Without graphing, state whether each function has a maximum or a minimum. Then, write each

function in the form y = a(x - h)2 + k and find the minimum or maximum value and the value of x for which it occurs. (complete the square algebraically and using algebra tiles) /12T/I

a) y = 3x2 - 18x + 1

b) y = -4x2 - 32x - 11

c) y = -7x2 + 84x + 19

d) y = 4x2 - 20x + 7

thank you so much!

### 4 Answers

- ?Lv 72 months agoFavorite Answer
// Note that all these functions are PARABOLAs.

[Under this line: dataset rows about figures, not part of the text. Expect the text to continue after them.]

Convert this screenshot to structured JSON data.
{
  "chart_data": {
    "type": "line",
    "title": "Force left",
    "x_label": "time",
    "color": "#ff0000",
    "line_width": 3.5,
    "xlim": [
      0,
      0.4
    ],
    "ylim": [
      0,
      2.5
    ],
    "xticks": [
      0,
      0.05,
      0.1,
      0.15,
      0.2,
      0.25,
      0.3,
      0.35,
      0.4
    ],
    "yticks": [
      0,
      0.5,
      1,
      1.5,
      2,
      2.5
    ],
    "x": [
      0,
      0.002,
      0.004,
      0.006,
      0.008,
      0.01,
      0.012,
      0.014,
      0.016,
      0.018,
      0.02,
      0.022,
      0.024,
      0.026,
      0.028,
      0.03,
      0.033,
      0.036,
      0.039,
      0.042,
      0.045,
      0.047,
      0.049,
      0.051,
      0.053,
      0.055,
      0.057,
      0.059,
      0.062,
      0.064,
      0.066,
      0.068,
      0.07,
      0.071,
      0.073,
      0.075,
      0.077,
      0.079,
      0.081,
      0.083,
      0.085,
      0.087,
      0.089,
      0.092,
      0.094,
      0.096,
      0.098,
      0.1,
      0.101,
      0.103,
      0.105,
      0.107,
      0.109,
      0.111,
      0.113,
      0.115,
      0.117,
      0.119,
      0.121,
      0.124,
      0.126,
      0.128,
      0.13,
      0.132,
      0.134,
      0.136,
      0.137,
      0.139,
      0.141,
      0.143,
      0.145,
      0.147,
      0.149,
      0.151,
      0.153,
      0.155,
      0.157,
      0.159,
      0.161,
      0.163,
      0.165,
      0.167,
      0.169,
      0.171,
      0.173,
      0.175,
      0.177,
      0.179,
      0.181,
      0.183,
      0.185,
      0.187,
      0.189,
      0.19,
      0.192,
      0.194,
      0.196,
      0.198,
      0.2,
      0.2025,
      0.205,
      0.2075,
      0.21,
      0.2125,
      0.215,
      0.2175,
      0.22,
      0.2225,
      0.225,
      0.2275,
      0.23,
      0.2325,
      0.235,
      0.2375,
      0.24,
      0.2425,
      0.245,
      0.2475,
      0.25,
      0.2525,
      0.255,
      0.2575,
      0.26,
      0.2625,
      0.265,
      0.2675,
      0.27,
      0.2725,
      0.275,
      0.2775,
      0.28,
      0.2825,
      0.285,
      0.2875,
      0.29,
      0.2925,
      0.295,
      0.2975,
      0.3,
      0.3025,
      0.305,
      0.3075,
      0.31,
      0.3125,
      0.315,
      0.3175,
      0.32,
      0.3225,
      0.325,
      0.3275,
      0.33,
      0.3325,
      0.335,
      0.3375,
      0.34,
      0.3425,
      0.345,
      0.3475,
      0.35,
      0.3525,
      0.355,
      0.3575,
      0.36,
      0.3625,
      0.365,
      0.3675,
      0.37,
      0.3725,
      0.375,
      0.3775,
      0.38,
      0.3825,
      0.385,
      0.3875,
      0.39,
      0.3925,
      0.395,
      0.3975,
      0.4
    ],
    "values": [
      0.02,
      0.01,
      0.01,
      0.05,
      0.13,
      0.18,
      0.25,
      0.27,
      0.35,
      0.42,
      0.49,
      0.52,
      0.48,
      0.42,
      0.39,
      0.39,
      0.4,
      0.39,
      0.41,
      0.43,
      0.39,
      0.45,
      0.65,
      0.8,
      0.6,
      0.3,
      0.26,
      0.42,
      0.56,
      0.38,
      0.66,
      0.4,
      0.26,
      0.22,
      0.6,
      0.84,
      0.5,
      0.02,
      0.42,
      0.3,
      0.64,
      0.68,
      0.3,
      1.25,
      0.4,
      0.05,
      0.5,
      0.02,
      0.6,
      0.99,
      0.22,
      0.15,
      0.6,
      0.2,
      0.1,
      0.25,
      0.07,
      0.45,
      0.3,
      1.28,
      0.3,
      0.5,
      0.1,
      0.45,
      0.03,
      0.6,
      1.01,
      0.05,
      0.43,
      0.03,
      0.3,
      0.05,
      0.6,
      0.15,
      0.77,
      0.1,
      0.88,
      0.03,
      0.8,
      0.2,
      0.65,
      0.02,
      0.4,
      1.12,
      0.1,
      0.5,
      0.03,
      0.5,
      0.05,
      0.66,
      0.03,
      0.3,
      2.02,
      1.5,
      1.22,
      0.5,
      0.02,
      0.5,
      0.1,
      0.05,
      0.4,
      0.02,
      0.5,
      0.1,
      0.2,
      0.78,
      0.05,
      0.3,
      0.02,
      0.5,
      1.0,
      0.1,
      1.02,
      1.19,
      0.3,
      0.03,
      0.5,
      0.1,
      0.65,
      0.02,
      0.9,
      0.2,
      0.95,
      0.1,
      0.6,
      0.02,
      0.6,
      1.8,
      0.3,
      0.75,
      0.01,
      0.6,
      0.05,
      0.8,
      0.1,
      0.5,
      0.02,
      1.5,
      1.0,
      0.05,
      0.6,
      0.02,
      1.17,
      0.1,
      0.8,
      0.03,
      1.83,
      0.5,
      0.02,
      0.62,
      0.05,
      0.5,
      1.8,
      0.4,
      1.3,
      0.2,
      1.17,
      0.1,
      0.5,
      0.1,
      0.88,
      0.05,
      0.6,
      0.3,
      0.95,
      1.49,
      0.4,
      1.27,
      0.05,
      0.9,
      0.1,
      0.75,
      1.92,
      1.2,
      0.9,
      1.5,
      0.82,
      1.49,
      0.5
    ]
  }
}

// If the leading term of the parabola is POSITIVE,

// the parabola is CONCAVE UP (U-shaped) so

// it won't have any maximum, but it will have a

// minimum at its vertex

// If the leading term of the parabola is NEGATIVE,

// the parabola is CONCAVE DOWN (∩-shaped) so

// it won't have any minimum, but it will have a

// maximum at its vertex

// If the parabola is given in standard form,

// f(x) = ax²+bx+c

// its vertex will be at (x,y) = (-b/2a, f(-b/2a))

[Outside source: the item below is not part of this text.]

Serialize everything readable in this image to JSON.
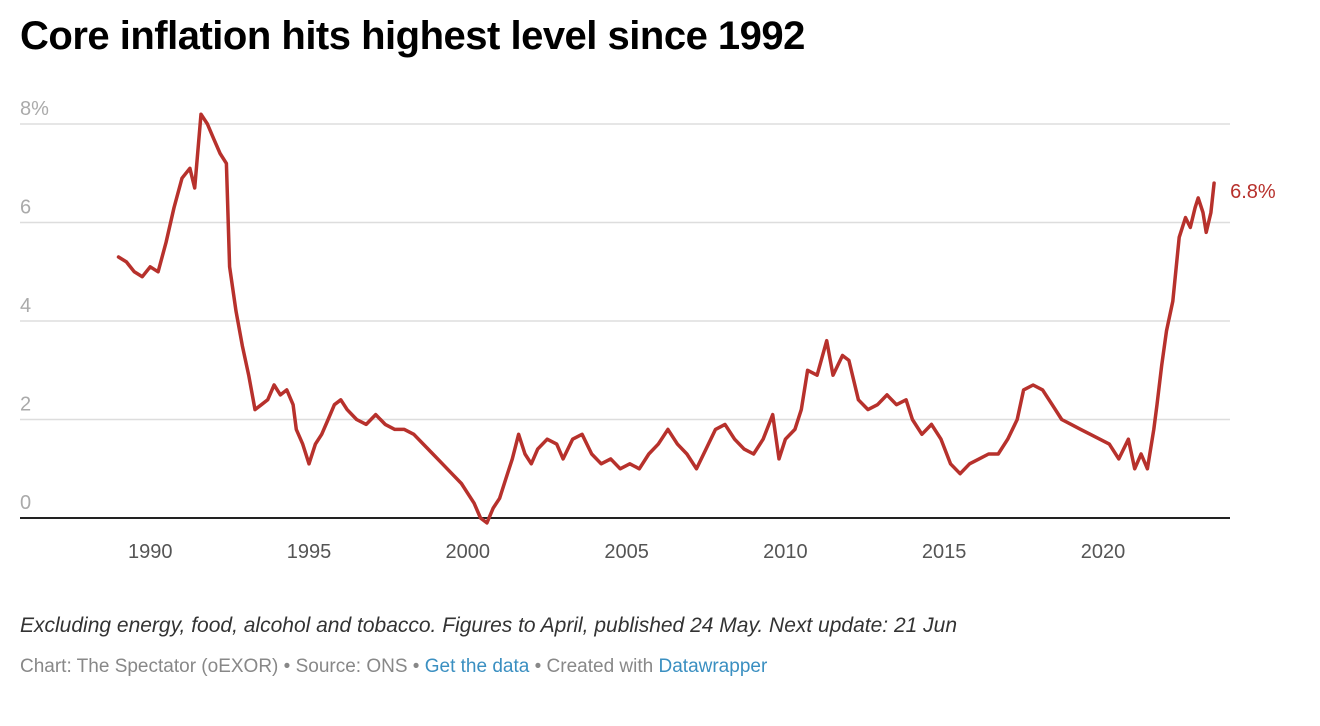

// If the parabola is written in vertex form,

// y = a(x-h)² + k

// where the vertex is (h,k)

// To convert between the 2 equation forms,

// pay attention to the vertex:

// h = -b/2a and k = f(-b/2a)

a) y = 3x² - 18x + 1

LEADING TERM 3x² > 0 ⇒ CONCAVE UP

⇒ No maximum

⇒ Minimum at vertex (3, -26)

VERTEX FORM y = 3(x-3)²-26

---------------------------

b) y = -4x² - 32x - 11

LEADING TERM -4x² < 0 ⇒ CONCAVE DOWN

⇒ No minimum

⇒ Maximum at vertex (-4, 53)

VERTEX FORM y = -4(x+4)²+53

---------------------------

c) y = -7x² + 84x + 19

LEADING TERM -7x² < 0 ⇒ CONCAVE DOWN

⇒ No minimum

⇒ Maximum at vertex (6, 271)

VERTEX FORM y = -7(x-6)²+271

---------------------------

d) y = 4x² - 20x + 7

LEADING TERM 4x² < 0 ⇒ CONCAVE UP

⇒ No maximum

⇒ Minimum at vertex (6, 271)

VERTEX FORM y = -7(x-6)²+271

--------------------------

For verification, the graphs of the above parabolas have been provided.

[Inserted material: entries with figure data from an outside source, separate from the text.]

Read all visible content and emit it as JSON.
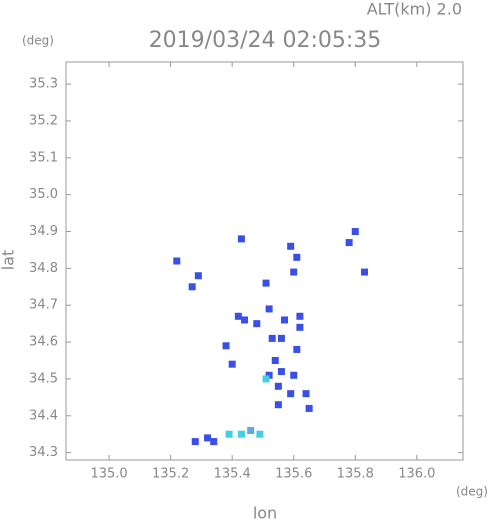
{
  "chart_data": {
    "type": "scatter",
    "header": "ALT(km) 2.0",
    "title": "2019/03/24 02:05:35",
    "y_unit": "(deg)",
    "x_unit": "(deg)",
    "x_label": "lon",
    "y_label": "lat",
    "x": [
      135.43,
      135.59,
      135.78,
      135.8,
      135.61,
      135.22,
      135.29,
      135.27,
      135.51,
      135.83,
      135.6,
      135.52,
      135.44,
      135.42,
      135.48,
      135.62,
      135.62,
      135.57,
      135.38,
      135.53,
      135.56,
      135.61,
      135.4,
      135.54,
      135.52,
      135.56,
      135.51,
      135.6,
      135.64,
      135.55,
      135.59,
      135.55,
      135.65,
      135.49,
      135.43,
      135.39,
      135.46,
      135.32,
      135.28,
      135.34
    ],
    "y": [
      34.88,
      34.86,
      34.87,
      34.9,
      34.83,
      34.82,
      34.78,
      34.75,
      34.76,
      34.79,
      34.79,
      34.69,
      34.66,
      34.67,
      34.65,
      34.67,
      34.64,
      34.66,
      34.59,
      34.61,
      34.61,
      34.58,
      34.54,
      34.55,
      34.51,
      34.52,
      34.5,
      34.51,
      34.46,
      34.48,
      34.46,
      34.43,
      34.42,
      34.35,
      34.35,
      34.35,
      34.36,
      34.34,
      34.33,
      34.33
    ],
    "colors": [
      "#3a4fe6",
      "#3a4fe6",
      "#3a4fe6",
      "#3a4fe6",
      "#3a4fe6",
      "#3a4fe6",
      "#3a4fe6",
      "#3a4fe6",
      "#3a4fe6",
      "#3a4fe6",
      "#3a4fe6",
      "#3a4fe6",
      "#3a4fe6",
      "#3a4fe6",
      "#3a4fe6",
      "#3a4fe6",
      "#3a4fe6",
      "#3a4fe6",
      "#3a4fe6",
      "#3a4fe6",
      "#3a4fe6",
      "#3a4fe6",
      "#3a4fe6",
      "#3a4fe6",
      "#3a4fe6",
      "#3a4fe6",
      "#3fd0e8",
      "#3a4fe6",
      "#3a4fe6",
      "#3a4fe6",
      "#3a4fe6",
      "#3a4fe6",
      "#3a4fe6",
      "#3fd0e8",
      "#3fd0e8",
      "#3fd0e8",
      "#5aa8ee",
      "#3a4fe6",
      "#3a4fe6",
      "#3a4fe6"
    ],
    "xlim": [
      134.86,
      136.15
    ],
    "ylim": [
      34.28,
      35.36
    ],
    "xticks": [
      {
        "value": 135.0,
        "label": "135.0"
      },
      135.2,
      135.4,
      135.6,
      135.8,
      {
        "value": 136.0,
        "label": "136.0"
      }
    ],
    "yticks": [
      34.3,
      34.4,
      34.5,
      34.6,
      34.7,
      34.8,
      34.9,
      {
        "value": 35.0,
        "label": "35.0"
      },
      35.1,
      35.2,
      35.3
    ]
  }
}
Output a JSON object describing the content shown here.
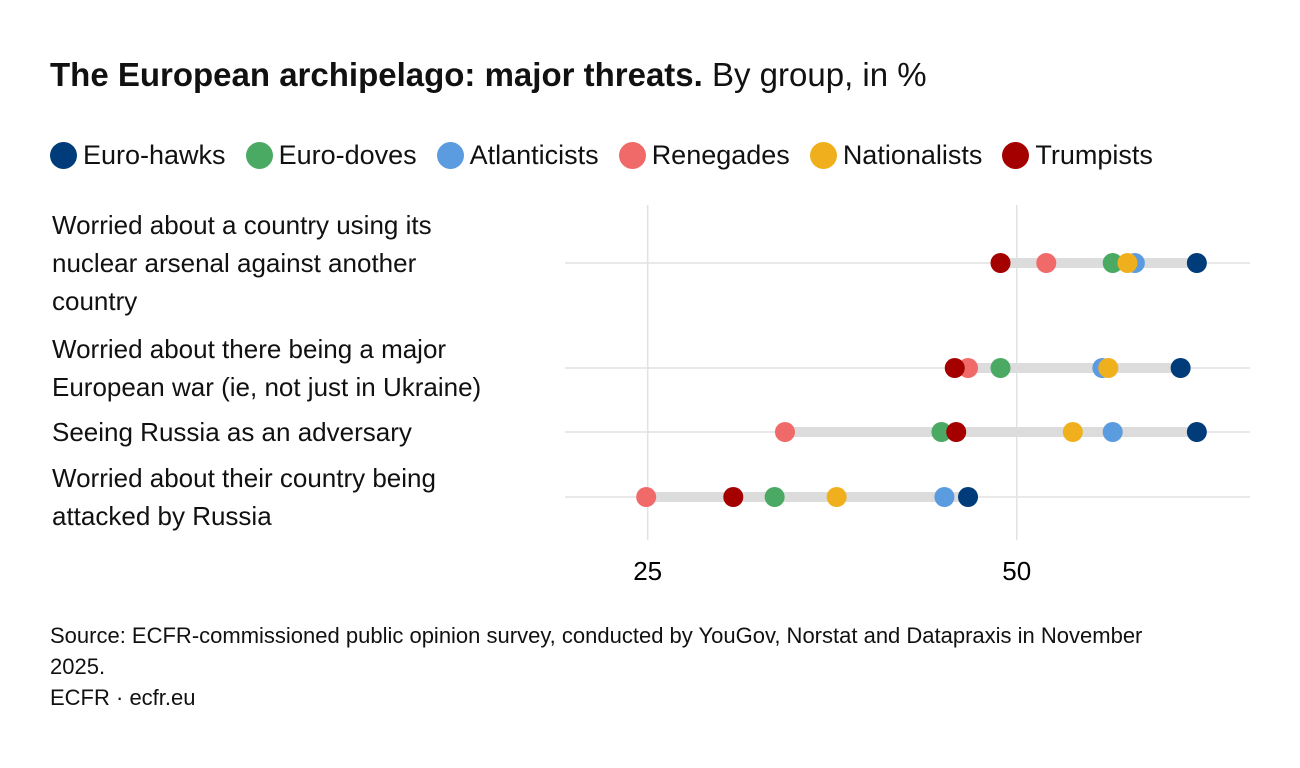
{
  "chart_data": {
    "type": "dot",
    "title": "The European archipelago: major threats.",
    "subtitle": "By group, in %",
    "categories": [
      "Worried about a country using its nuclear arsenal against another country",
      "Worried about there being a major European war (ie, not just in Ukraine)",
      "Seeing Russia as an adversary",
      "Worried about their country being attacked by Russia"
    ],
    "series": [
      {
        "name": "Euro-hawks",
        "color": "#003b7a",
        "values": [
          62.2,
          61.1,
          62.2,
          46.7
        ]
      },
      {
        "name": "Euro-doves",
        "color": "#4aaa64",
        "values": [
          56.5,
          48.9,
          44.9,
          33.6
        ]
      },
      {
        "name": "Atlanticists",
        "color": "#5b9be0",
        "values": [
          58.0,
          55.8,
          56.5,
          45.1
        ]
      },
      {
        "name": "Renegades",
        "color": "#f06a6a",
        "values": [
          52.0,
          46.7,
          34.3,
          24.9
        ]
      },
      {
        "name": "Nationalists",
        "color": "#f0b01e",
        "values": [
          57.5,
          56.2,
          53.8,
          37.8
        ]
      },
      {
        "name": "Trumpists",
        "color": "#a50000",
        "values": [
          48.9,
          45.8,
          45.9,
          30.8
        ]
      }
    ],
    "xlim": [
      19.4,
      65.8
    ],
    "xticks": [
      25,
      50
    ],
    "grid": true,
    "source": "Source: ECFR-commissioned public opinion survey, conducted by YouGov, Norstat and Datapraxis in November 2025.",
    "credit": "ECFR · ecfr.eu"
  }
}
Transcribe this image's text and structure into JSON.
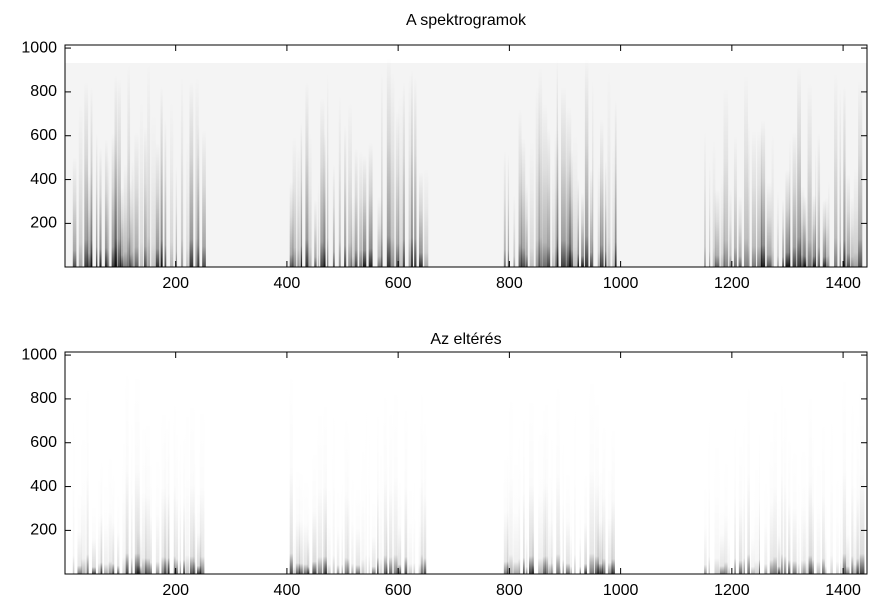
{
  "chart_data": [
    {
      "type": "heatmap",
      "title": "A spektrogramok",
      "xlim": [
        1,
        1443
      ],
      "ylim": [
        1,
        1014
      ],
      "xticks": [
        200,
        400,
        600,
        800,
        1000,
        1200,
        1400
      ],
      "yticks": [
        200,
        400,
        600,
        800,
        1000
      ],
      "intervals": [
        [
          15,
          250
        ],
        [
          405,
          650
        ],
        [
          790,
          990
        ],
        [
          1150,
          1430
        ]
      ]
    },
    {
      "type": "heatmap",
      "title": "Az eltérés",
      "xlim": [
        1,
        1443
      ],
      "ylim": [
        1,
        1014
      ],
      "xticks": [
        200,
        400,
        600,
        800,
        1000,
        1200,
        1400
      ],
      "yticks": [
        200,
        400,
        600,
        800,
        1000
      ],
      "intervals": [
        [
          15,
          250
        ],
        [
          405,
          650
        ],
        [
          790,
          990
        ],
        [
          1150,
          1430
        ]
      ]
    }
  ]
}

- billrussell42Lv 72 months ago
telling me exactly how to format my answers means you are too lazy to do that, and also means no answer from me.

- ted sLv 72 months ago
why reposted ?? you certainly can complete the square...and min ; max ; max ; min...lead coefficient > 0 means min.....c) - 7 ( x - 6)² + 7 (6²) + 19 & x = 6

- llafferLv 72 months ago
I'll show the first one and explain it. The others are all pretty much the same.

You want to get the values into vertex form:

y = a(x - h)² + k

This is a quadratic with the vertex at (h, k). The value "k" is your min or max at the value x = h. "k" is a minimum if "a" is positive and "k" is a maximum if "a" is negative.

So the first one:

y = 3x² - 18x + 1

To prepare for completing the square, the right side has to be in the form (x² + bx)

We can get the equation to this form by subtracting 1 from both sides, then dividing both sides by 3:

y = 3x² - 18x + 1

y - 1 = 3x² - 18x

(y - 1) / 3 = x² - 6x

Now we can complete the square by adding 9 to both sides:

9 + (y - 1) / 3 = x² - 6x + 9

Now we can factor the right side:

9 + (y - 1) / 3 = (x - 3)²

Finally, solve for y again keeping that binomial-squared in tact:

(y - 1) / 3 = (x - 3)² - 9

y - 1 = 3(x - 3)² - 27

y = 3(x - 3)² - 26

So here is your vertex form. It tells us that y = -26 is the minimum at x = 3.

We know it's a minimum since the "a" is positive.